Sudah lama aku tidak memulai dan berniat untuk menulis, dan hari ini -malam ini- aku mencoba untuk merangkai kata untuk menggambarkan apa yang aku rasakan. Aku bukan seorang yang mudah untuk mengungkapkan apa yang ingin aku katakan di media sosial. Aku takut orang lain akan berpikir atau bertanya-tanya tentang aku. Hah.. padahal orang lain pun tak peduli kepadaku. Hanya aku yang terlalu mengkawatirkan mereka. Ya, ini aku. Seperti ini lah aku.
Terbawa rasa baper pengaruh PMS seorang wanita, entah kenapa semua perasaan menjadi muncul. Aku bukan seorang yang mudah untuk mengungkapkan segala sesuatu yang kurasakan. Mungkin orang melihat aku tertawa, aku tersenyum, aku diam, aku diam, dan aku diam.

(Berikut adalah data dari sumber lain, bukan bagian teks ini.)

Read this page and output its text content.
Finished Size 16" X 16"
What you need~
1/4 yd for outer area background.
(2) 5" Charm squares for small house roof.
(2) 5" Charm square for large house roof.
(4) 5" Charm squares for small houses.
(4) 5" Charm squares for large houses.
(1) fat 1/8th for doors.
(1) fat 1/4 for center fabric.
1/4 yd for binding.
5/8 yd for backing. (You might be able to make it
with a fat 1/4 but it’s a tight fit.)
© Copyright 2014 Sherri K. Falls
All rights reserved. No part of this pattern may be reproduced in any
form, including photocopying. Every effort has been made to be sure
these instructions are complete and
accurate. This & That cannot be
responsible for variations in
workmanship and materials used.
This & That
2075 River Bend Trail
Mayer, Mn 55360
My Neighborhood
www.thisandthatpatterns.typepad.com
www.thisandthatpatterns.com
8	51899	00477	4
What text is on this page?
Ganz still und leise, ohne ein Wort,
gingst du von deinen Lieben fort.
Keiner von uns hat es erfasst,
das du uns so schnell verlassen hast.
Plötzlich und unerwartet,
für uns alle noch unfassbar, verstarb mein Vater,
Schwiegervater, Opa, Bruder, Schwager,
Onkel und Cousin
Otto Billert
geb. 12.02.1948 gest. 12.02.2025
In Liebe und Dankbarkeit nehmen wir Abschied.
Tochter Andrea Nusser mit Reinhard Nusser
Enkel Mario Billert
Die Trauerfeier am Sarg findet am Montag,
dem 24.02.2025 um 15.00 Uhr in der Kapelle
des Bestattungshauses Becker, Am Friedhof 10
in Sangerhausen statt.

Ya, aku lebih sering diam. Aku pendiam. Aku bukan gadis istimewa yang dapat mengucapkan segala sesuatu tanpa berpikir. Aku sangat berhati-hati dalam berkata. Aku kuatir perkataanku dapat menyakiti orang lain. Lebih takutnya aku takut kehilangan. Sudah pendiam, tak punya kawan, apalagi sampai menyakiti hati orang lain. Aku takut. Aku takut kehilangan.
Kadang aku merasa kalau mungkin ESQ ku bernilai rendah sekali. Aku kurang mampu bersosialisasi dengan orang banyak. Siklus perjalanan hidupku membawaku bertemu dengan sedikit orang yang berlabel sahabat . Ya.. sahabat. Sahabat dekat yang kata orang merupakan seorang yang tak akan meninggalkanmu ketika 1000 orang pergi meninggalkanmu. Aku takut apakah aku harus mempercayai itu. Aku punya sahabat dalam siklusku yang lalu, namun... kami bertemu hanya dalam waktu tertentu. Bercerita berjam-jam. Menceritakan diri kami masing-masing, mendengarkan dirinya bercerita, hanya sebatas itu. Lalu kami pulang ke rumah masing-masing dan sudah. Bagaimana? Haruskah aku percaya akan hal itu?
Bahkan, kepada sahabatku pun aku tidak bisa bercerita dan meluapkan diriku sepenuhnya. Aku tidak percaya kepada siapa pun. Aku tidak bisa mempercayai siapa pun. Kepada mereka masing-masing aku hanya mengungkap sebatas apa yang ingin mereka tahu saja. Hanya kepada Tuhan aku bisa mengungkapkannya, dengan ungkapan hati dan tetesan air mata, terkadang itu cukup menenangkan aku.
Entah, haruskah aku berubah? Aku kawatir.